なのに、俺は見知らぬ遺跡の奥深くで猫……? に囲まれて目を覚ました。二足歩行で服を着て人語を解すのみならず、一大文明を築いている猫たちに、だ。
なんでもここは魔女大戦から千年以上後の未来。二足歩行の猫たちが世界を支配し、本来「人間」と呼ばれていた俺のような外見の知性体はキレイサッパリいなくなっているという。
もちろん魔法使いなんて生き残っていない。その代わりにこの時代の猫、いや人間は
てなもんで古き良き(多分)魔法使いの俺は「超レア物のウィッチクラフト」、つまりは道具扱いだ。
とはいえ、人権ゼロの奴隷生活に転落! かってぇと、そうでもない。
「で、この先で合ってるのかい先生?」
「はい、その遺跡の壁画に大戦の記録と思しき記述があったとか」
「今度は有力な手掛かりだといいんだがねえ」
年若い(らしいが俺には見分けがつかん)わりに落ち着いてるこの学者先生の所有物――旅の相棒、それが今の俺の立場だ。
俺を見つけた調査隊の長がこの若先生だった。先生の研究テーマはズバリ『魔女大戦の真実』。「大戦はどう集結し、今の人類(を名乗る猫)が生まれたのか」という謎の解明が、先生の夢。
俺はその重要な鍵かもしれない、ということで彼のフィールドワークへの協力と引き換えに、俺はこの世界での生活を保障してもらっているわけだ。

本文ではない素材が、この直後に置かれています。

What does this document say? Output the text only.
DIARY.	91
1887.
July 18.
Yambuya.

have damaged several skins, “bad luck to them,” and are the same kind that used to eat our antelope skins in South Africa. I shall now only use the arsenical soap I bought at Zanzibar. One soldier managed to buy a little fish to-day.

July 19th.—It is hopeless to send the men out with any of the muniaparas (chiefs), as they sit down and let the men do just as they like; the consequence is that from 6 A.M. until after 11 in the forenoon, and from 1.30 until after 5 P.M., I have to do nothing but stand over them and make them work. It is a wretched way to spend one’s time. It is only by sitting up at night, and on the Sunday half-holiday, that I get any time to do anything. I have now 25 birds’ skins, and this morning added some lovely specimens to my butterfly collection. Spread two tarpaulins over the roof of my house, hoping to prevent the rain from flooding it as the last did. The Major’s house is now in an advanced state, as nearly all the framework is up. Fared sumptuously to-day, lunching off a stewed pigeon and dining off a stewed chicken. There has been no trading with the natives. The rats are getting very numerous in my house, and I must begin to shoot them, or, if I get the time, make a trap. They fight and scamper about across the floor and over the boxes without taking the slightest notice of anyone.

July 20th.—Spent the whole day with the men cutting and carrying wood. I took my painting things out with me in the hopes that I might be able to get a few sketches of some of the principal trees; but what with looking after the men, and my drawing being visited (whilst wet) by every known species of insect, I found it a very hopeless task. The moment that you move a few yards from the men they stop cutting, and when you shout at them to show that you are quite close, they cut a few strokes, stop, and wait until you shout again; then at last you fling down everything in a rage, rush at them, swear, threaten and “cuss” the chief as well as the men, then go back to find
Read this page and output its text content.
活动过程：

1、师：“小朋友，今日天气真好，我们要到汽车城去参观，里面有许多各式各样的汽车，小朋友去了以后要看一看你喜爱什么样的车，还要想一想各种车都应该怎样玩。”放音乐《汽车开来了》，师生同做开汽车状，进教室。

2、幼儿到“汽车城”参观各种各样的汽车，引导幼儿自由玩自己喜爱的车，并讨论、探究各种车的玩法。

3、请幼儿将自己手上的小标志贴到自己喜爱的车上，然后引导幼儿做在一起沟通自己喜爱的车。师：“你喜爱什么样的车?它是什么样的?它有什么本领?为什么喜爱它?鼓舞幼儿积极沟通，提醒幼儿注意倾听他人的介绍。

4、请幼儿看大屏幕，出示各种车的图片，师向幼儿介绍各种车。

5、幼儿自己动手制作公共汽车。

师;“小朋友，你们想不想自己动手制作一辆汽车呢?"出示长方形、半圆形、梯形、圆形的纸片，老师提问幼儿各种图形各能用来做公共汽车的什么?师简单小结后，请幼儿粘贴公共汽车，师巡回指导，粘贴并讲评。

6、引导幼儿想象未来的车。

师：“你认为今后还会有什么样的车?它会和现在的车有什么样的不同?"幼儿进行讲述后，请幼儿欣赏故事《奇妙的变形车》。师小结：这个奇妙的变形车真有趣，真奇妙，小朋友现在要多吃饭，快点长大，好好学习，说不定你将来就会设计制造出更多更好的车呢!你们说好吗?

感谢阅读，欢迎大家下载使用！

「歴史の探求は地道な積み重ね。ゆっくり行きましょう」
「へいへい」
境遇に不満はない。先生が俺を一人の人間扱いしてくれる人格者だからというのもあるが、なにより俺が眠っていた間に何が起きてこうなったのか、興味がある。
「頼りにしてますよ、魔法使いさん」
「任せとけ。あんたの行き道、俺が切り拓いてやるぜ!」
――俺の第二の人生は、まだまだ始まったばかりだ。